Edom was bad, so God sent Obadiah. He brought some bad prophecies against the nation founded by Esau. Some argued that it meant the total annihilation of the nation. Some even took it further to include an afterlife. What was so bad about what the Edomites did? Obadiah tells us, “Because of the violence done to your brother Jacob, shame shall cover you, and you shall be cut off forever. On the day that you stood aloof, on the day that strangers carried off his wealth and foreigners entered his gates and cast lots for Jerusalem, you were like one of them.” The charge that Obadiah is leveling against the nation of Edom is that they “stood aloof” when the people of Israel were being killed, the city of Jerusalem was being sacked, and survivors were taken away as slaves. Obadiah calls Edom “brothers” to the Israelites. Edom was the descendant of Log, who was Abraham’s nephew. They were related, and Abraham delivered Lot from the alien peoples of the land in the earlier chapters of Genesis. All of Lot and his family were taken captive, but Abraham mustered his forces and delivered his nephew from the violence of foreigners. Lot’s descendants just stood by and watched as Israel’s enemies sacked the city. According to Obadiah, “Standing aloof” while others suffer unjustly makes you as guilty as the perpetrators. You’ve heard the sayings. He who stands by and lets evil prevail is the same as those who carry out Evil. The only thing necessary for evil to prevail in the world is for good people to stand aloof and let it happen.
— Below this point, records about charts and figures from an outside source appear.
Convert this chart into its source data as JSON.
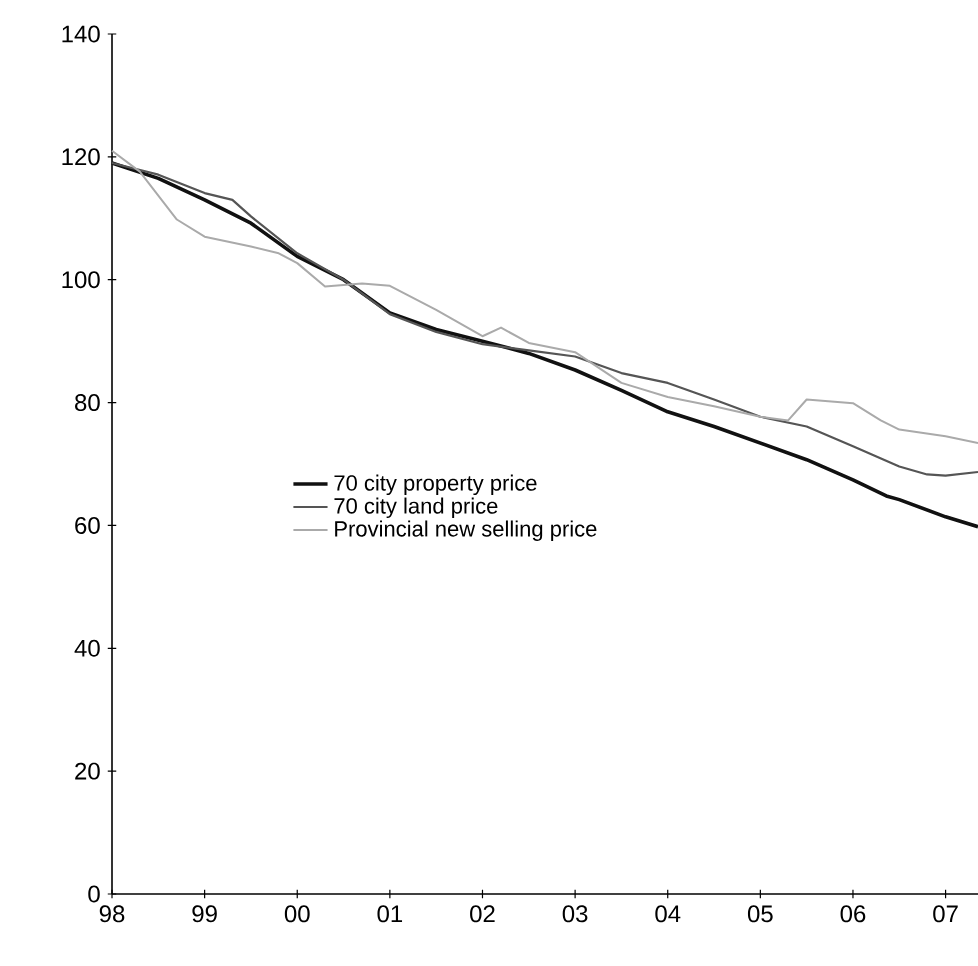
{
  "chart_data": {
    "type": "line",
    "xlim": [
      1998,
      2007.35
    ],
    "ylim": [
      0,
      140
    ],
    "xticks": [
      {
        "value": 1998,
        "label": "98"
      },
      {
        "value": 1999,
        "label": "99"
      },
      {
        "value": 2000,
        "label": "00"
      },
      {
        "value": 2001,
        "label": "01"
      },
      {
        "value": 2002,
        "label": "02"
      },
      {
        "value": 2003,
        "label": "03"
      },
      {
        "value": 2004,
        "label": "04"
      },
      {
        "value": 2005,
        "label": "05"
      },
      {
        "value": 2006,
        "label": "06"
      },
      {
        "value": 2007,
        "label": "07"
      }
    ],
    "yticks": [
      0,
      20,
      40,
      60,
      80,
      100,
      120,
      140
    ],
    "grid": false,
    "legend": "center",
    "marker": "none",
    "line_style": "solid",
    "series": [
      {
        "name": "70 city property price",
        "color": "#111111",
        "x": [
          1998,
          1998.5,
          1999,
          1999.5,
          2000,
          2000.5,
          2001,
          2001.5,
          2002,
          2002.5,
          2003,
          2003.5,
          2004,
          2004.5,
          2005,
          2005.5,
          2006,
          2006.36,
          2006.5,
          2007,
          2007.35
        ],
        "values": [
          119,
          116.5,
          113,
          109.2,
          103.8,
          100,
          94.6,
          91.9,
          90,
          88,
          85.3,
          82,
          78.5,
          76.1,
          73.4,
          70.7,
          67.4,
          64.8,
          64.2,
          61.4,
          59.8
        ]
      },
      {
        "name": "70 city land price",
        "color": "#555555",
        "x": [
          1998,
          1998.5,
          1999,
          1999.3,
          1999.5,
          2000,
          2000.5,
          2001,
          2001.5,
          2002,
          2002.5,
          2003,
          2003.5,
          2004,
          2004.5,
          2005,
          2005.5,
          2006,
          2006.5,
          2006.8,
          2007,
          2007.35
        ],
        "values": [
          119,
          117.1,
          114.1,
          113,
          110.3,
          104.3,
          100,
          94.4,
          91.5,
          89.5,
          88.5,
          87.5,
          84.8,
          83.2,
          80.5,
          77.7,
          76.1,
          72.9,
          69.6,
          68.3,
          68.1,
          68.7
        ]
      },
      {
        "name": "Provincial new selling price",
        "color": "#aaaaaa",
        "x": [
          1998,
          1998.3,
          1998.7,
          1999,
          1999.5,
          1999.8,
          2000,
          2000.3,
          2000.7,
          2001,
          2001.5,
          2002,
          2002.2,
          2002.5,
          2003,
          2003.5,
          2004,
          2004.5,
          2005,
          2005.3,
          2005.5,
          2006,
          2006.3,
          2006.5,
          2007,
          2007.35
        ],
        "values": [
          121,
          117.6,
          109.8,
          107,
          105.4,
          104.3,
          102.7,
          98.9,
          99.4,
          99,
          95.1,
          90.8,
          92.2,
          89.7,
          88.2,
          83.2,
          80.9,
          79.4,
          77.7,
          77.1,
          80.5,
          79.9,
          77.1,
          75.6,
          74.5,
          73.4
        ]
      }
    ]
  }
}
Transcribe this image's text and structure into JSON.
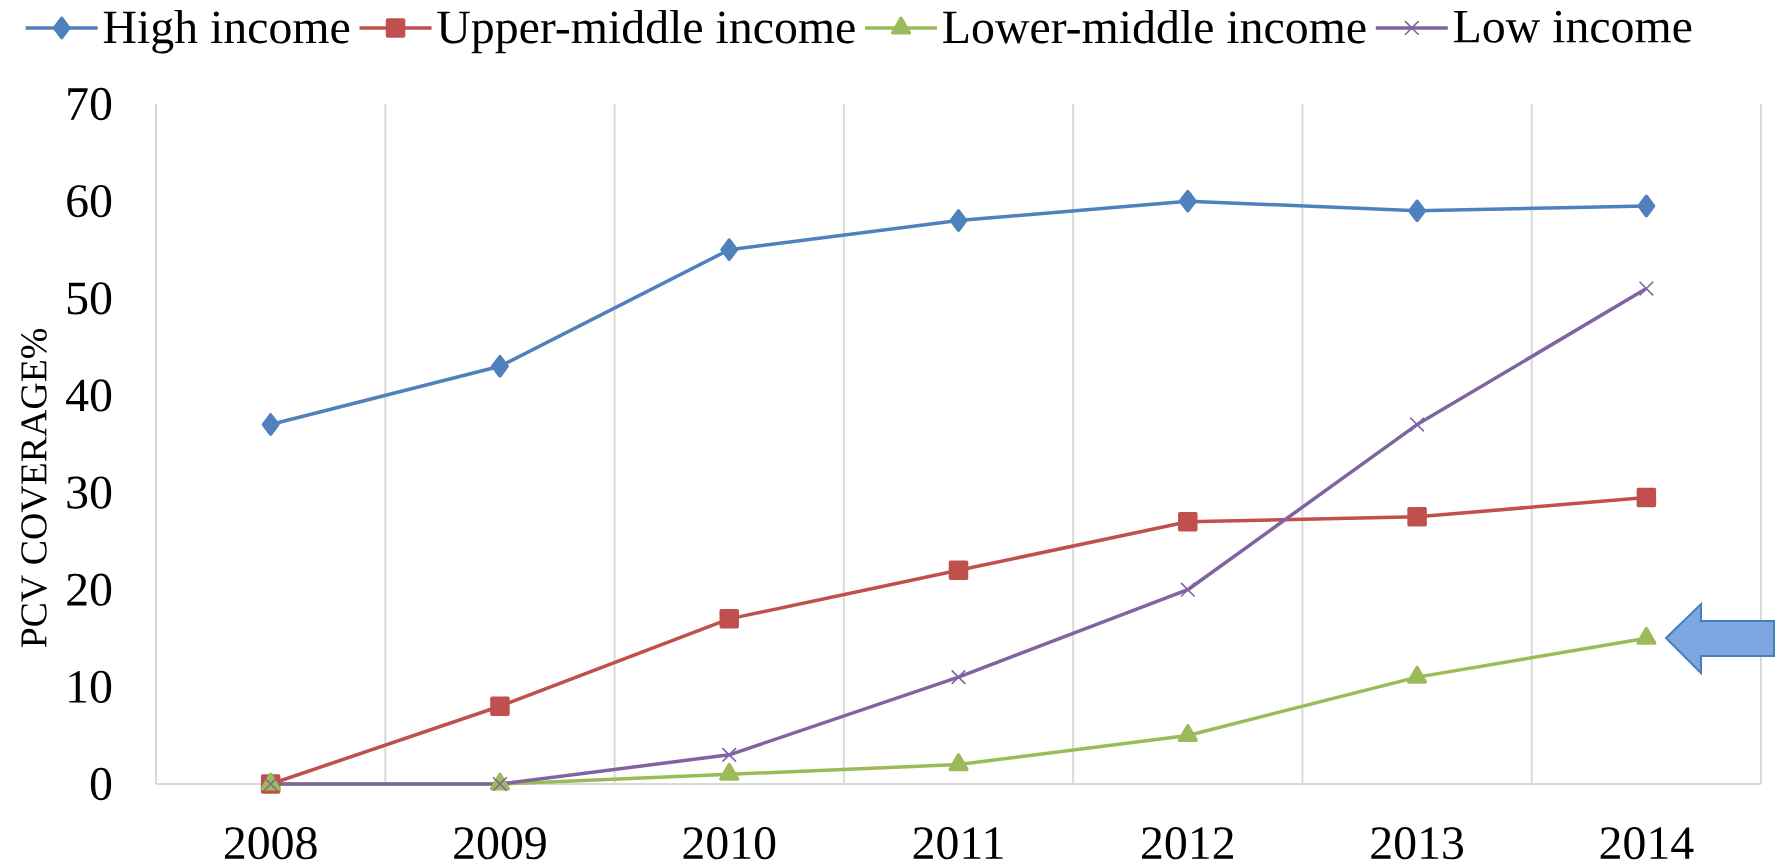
{
  "chart_data": {
    "type": "line",
    "ylabel": "PCV COVERAGE%",
    "categories": [
      "2008",
      "2009",
      "2010",
      "2011",
      "2012",
      "2013",
      "2014"
    ],
    "ylim": [
      0,
      70
    ],
    "yticks": [
      0,
      10,
      20,
      30,
      40,
      50,
      60,
      70
    ],
    "grid": "x",
    "legend": "top",
    "line_style": "solid",
    "series": [
      {
        "name": "High income",
        "color": "#4f81bd",
        "marker": "diamond",
        "values": [
          37,
          43,
          55,
          58,
          60,
          59,
          59.5
        ]
      },
      {
        "name": "Upper-middle income",
        "color": "#c0504d",
        "marker": "square",
        "values": [
          0,
          8,
          17,
          22,
          27,
          27.5,
          29.5
        ]
      },
      {
        "name": "Lower-middle income",
        "color": "#9bbb59",
        "marker": "triangle",
        "values": [
          0,
          0,
          1,
          2,
          5,
          11,
          15
        ]
      },
      {
        "name": "Low income",
        "color": "#8064a2",
        "marker": "cross",
        "values": [
          0,
          0,
          3,
          11,
          20,
          37,
          51
        ]
      }
    ]
  }
}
We see that horribly played out in the holocaust, where Germany attempted the genocide of the Jewish people. Not many people stood against the Nazi SS when they put whole Jewish families on trains to extermination camps. There were a few, but they paid for their lives at times. One of the better-known resistance groups was a group known as the White Rose. “Run by a small group of university students in Munich, the White Rose produced anonymous leaflets, calling on intellectuals and professionals to unite and stand against the Nazi regime.” The leaflets “Used passages and ideas from a range of classic texts, including the Bible, philosophical works, and German poets. They also criticized and condemned the Nazi reliance on terror, euthanasia, and slave labor. One of their volunteers, 23-year-old Hans Scholl, accused the Nazis of bringing shame on the German people. The Gestapo spent weeks searching for the creators of the White Rose pamphlets. In February 1943, a tip-off led to the arrest of three students, including Hans Scholl and his 21-year-old sister, Sophie Scholl. They were interrogated, tortured, tried, and executed, all within six hours. More arrests and executions followed over the coming weeks.”[1] History makes heroes out of the White Rose members and villains of the Nazis.

It would have been safer for Hans and Sophie to have minded their own business and let the evil happen. An ex-marine was charged with 2nd-degree manslaughter after stepping in to protect travelers on the New York subway system. In the eyes of all those who were protected from the violent outrage of a mentally unstable passenger, they say he is a hero. The left-wing prosecutor is calling it murder and indicted Daniel Penny. The others on the subway defended Penny’s action, but the person who was restrained was black, and Penny was white. It’s been turned into a racial issue. I’m hoping Penny does not suffer the same fate that Hans and Sophie suffered.